24 June 2013

Law in Plain English: United States v. Kebodeaux

This is one in a series of posts designed to describe court decisions in plain English. For more detail and background on the legal issues, see the link to the case below. For similar posts, click here.

United States v. Kebodeaux

In 1999, Kebodeaux was convicted of statutory rape in whole in the military. He served his sentence and was discharged (and under no further control of the military or the federal government in general). In 2006, Congress enacted the Sex Offender Registration and Notification Act (SORNA) that required registration of sex offenders, and he was convicted of failing to update his change of address when he moved. A panel of the Fifth Circuit affirmed his conviction, but it was reversed en banc. The questions before the Court were: (1) whether the court of appeals erred in conducting its analysis on the premise that respondent was not under a federal registration obligation until SORNA was enacted, when pre-SORNA federal law obligated him to register as a sex offender; and (2) whether the court of appeals erred in holding that Congress lacks the Article I authority to provide for criminal penalties as applied to a person who was convicted of a sex offense under federal law and completed his criminal sentence before SORNA was enacted.
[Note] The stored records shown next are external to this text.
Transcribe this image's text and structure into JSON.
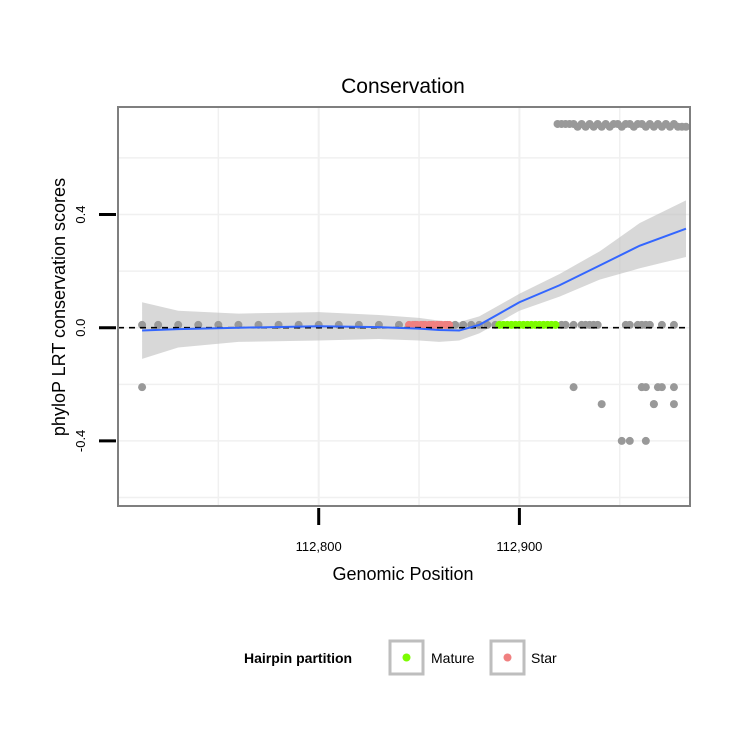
{
  "chart_data": {
    "type": "scatter",
    "title": "Conservation",
    "xlabel": "Genomic Position",
    "ylabel": "phyloP LRT conservation scores",
    "xlim": [
      112700,
      112985
    ],
    "ylim": [
      -0.63,
      0.78
    ],
    "x_ticks": [
      112800,
      112900
    ],
    "x_tick_labels": [
      "112,800",
      "112,900"
    ],
    "y_ticks": [
      -0.4,
      0.0,
      0.4
    ],
    "y_tick_labels": [
      "-0.4",
      "0.0",
      "0.4"
    ],
    "grid": true,
    "reference_line": {
      "y": 0,
      "style": "dashed"
    },
    "colors": {
      "points": "#999999",
      "mature": "#7CFC00",
      "star": "#F08080",
      "smooth_line": "#3366FF",
      "confidence_band": "#BEBEBE",
      "panel_border": "#7F7F7F",
      "grid": "#F0F0F0"
    },
    "series": [
      {
        "name": "",
        "kind": "points",
        "x": [
          112712,
          112720,
          112730,
          112740,
          112750,
          112760,
          112770,
          112780,
          112790,
          112800,
          112810,
          112820,
          112830,
          112840,
          112848,
          112852,
          112856,
          112860,
          112864,
          112868,
          112872,
          112876,
          112880,
          112884,
          112888,
          112919,
          112921,
          112923,
          112925,
          112927,
          112929,
          112931,
          112933,
          112935,
          112937,
          112939,
          112941,
          112943,
          112945,
          112947,
          112949,
          112951,
          112953,
          112955,
          112957,
          112959,
          112961,
          112963,
          112965,
          112967,
          112969,
          112971,
          112973,
          112975,
          112977,
          112979,
          112981,
          112983,
          112921,
          112923,
          112927,
          112931,
          112933,
          112935,
          112937,
          112939,
          112953,
          112955,
          112959,
          112961,
          112963,
          112965,
          112971,
          112977,
          112927,
          112961,
          112961,
          112963,
          112969,
          112971,
          112977,
          112941,
          112967,
          112977,
          112967,
          112951,
          112955,
          112963,
          112712
        ],
        "y": [
          0.01,
          0.01,
          0.01,
          0.01,
          0.01,
          0.01,
          0.01,
          0.01,
          0.01,
          0.01,
          0.01,
          0.01,
          0.01,
          0.01,
          0.01,
          0.01,
          0.01,
          0.01,
          0.01,
          0.01,
          0.01,
          0.01,
          0.01,
          0.01,
          0.01,
          0.72,
          0.72,
          0.72,
          0.72,
          0.72,
          0.71,
          0.72,
          0.71,
          0.72,
          0.71,
          0.72,
          0.71,
          0.72,
          0.71,
          0.72,
          0.72,
          0.71,
          0.72,
          0.72,
          0.71,
          0.72,
          0.72,
          0.71,
          0.72,
          0.71,
          0.72,
          0.71,
          0.72,
          0.71,
          0.72,
          0.71,
          0.71,
          0.71,
          0.01,
          0.01,
          0.01,
          0.01,
          0.01,
          0.01,
          0.01,
          0.01,
          0.01,
          0.01,
          0.01,
          0.01,
          0.01,
          0.01,
          0.01,
          0.01,
          -0.21,
          -0.21,
          -0.21,
          -0.21,
          -0.21,
          -0.21,
          -0.21,
          -0.27,
          -0.27,
          -0.27,
          -0.27,
          -0.4,
          -0.4,
          -0.4,
          -0.21
        ]
      },
      {
        "name": "Mature",
        "kind": "points",
        "x": [
          112890,
          112892,
          112894,
          112896,
          112898,
          112900,
          112902,
          112904,
          112906,
          112908,
          112910,
          112912,
          112914,
          112916,
          112918
        ],
        "y": [
          0.01,
          0.01,
          0.01,
          0.01,
          0.01,
          0.01,
          0.01,
          0.01,
          0.01,
          0.01,
          0.01,
          0.01,
          0.01,
          0.01,
          0.01
        ]
      },
      {
        "name": "Star",
        "kind": "points",
        "x": [
          112845,
          112847,
          112849,
          112851,
          112853,
          112855,
          112857,
          112859,
          112861,
          112863,
          112865
        ],
        "y": [
          0.01,
          0.01,
          0.01,
          0.01,
          0.01,
          0.01,
          0.01,
          0.01,
          0.01,
          0.01,
          0.01
        ]
      },
      {
        "name": "",
        "kind": "smooth",
        "x": [
          112712,
          112730,
          112760,
          112800,
          112830,
          112850,
          112860,
          112870,
          112880,
          112890,
          112900,
          112920,
          112940,
          112960,
          112983
        ],
        "y": [
          -0.01,
          -0.005,
          0.0,
          0.005,
          0.002,
          -0.003,
          -0.008,
          -0.01,
          0.01,
          0.05,
          0.09,
          0.15,
          0.22,
          0.29,
          0.35
        ],
        "upper": [
          0.09,
          0.06,
          0.05,
          0.055,
          0.045,
          0.035,
          0.025,
          0.02,
          0.04,
          0.08,
          0.12,
          0.19,
          0.27,
          0.37,
          0.45
        ],
        "lower": [
          -0.11,
          -0.07,
          -0.05,
          -0.045,
          -0.04,
          -0.045,
          -0.05,
          -0.045,
          -0.02,
          0.02,
          0.06,
          0.11,
          0.17,
          0.21,
          0.25
        ]
      }
    ],
    "legend": {
      "title": "Hairpin partition",
      "position": "bottom",
      "entries": [
        {
          "label": "Mature",
          "color": "#7CFC00"
        },
        {
          "label": "Star",
          "color": "#F08080"
        }
      ]
    }
  }
}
In a 7-2 decision, the Supreme Court ruled that SORNA’s registration requirements as applied to Kebodeaux fall within the scope of Congress’ authority under the Necessary and Proper Clause. The Court reasoned that, upon his release, Kebodeaux was still subject to the Wetterling Act and thus his release was condition.  As a result, Congress still had the power to require him to register. The practical impact of this decision affirms the power of Congress to exert control over offenders even after their sentences have been served.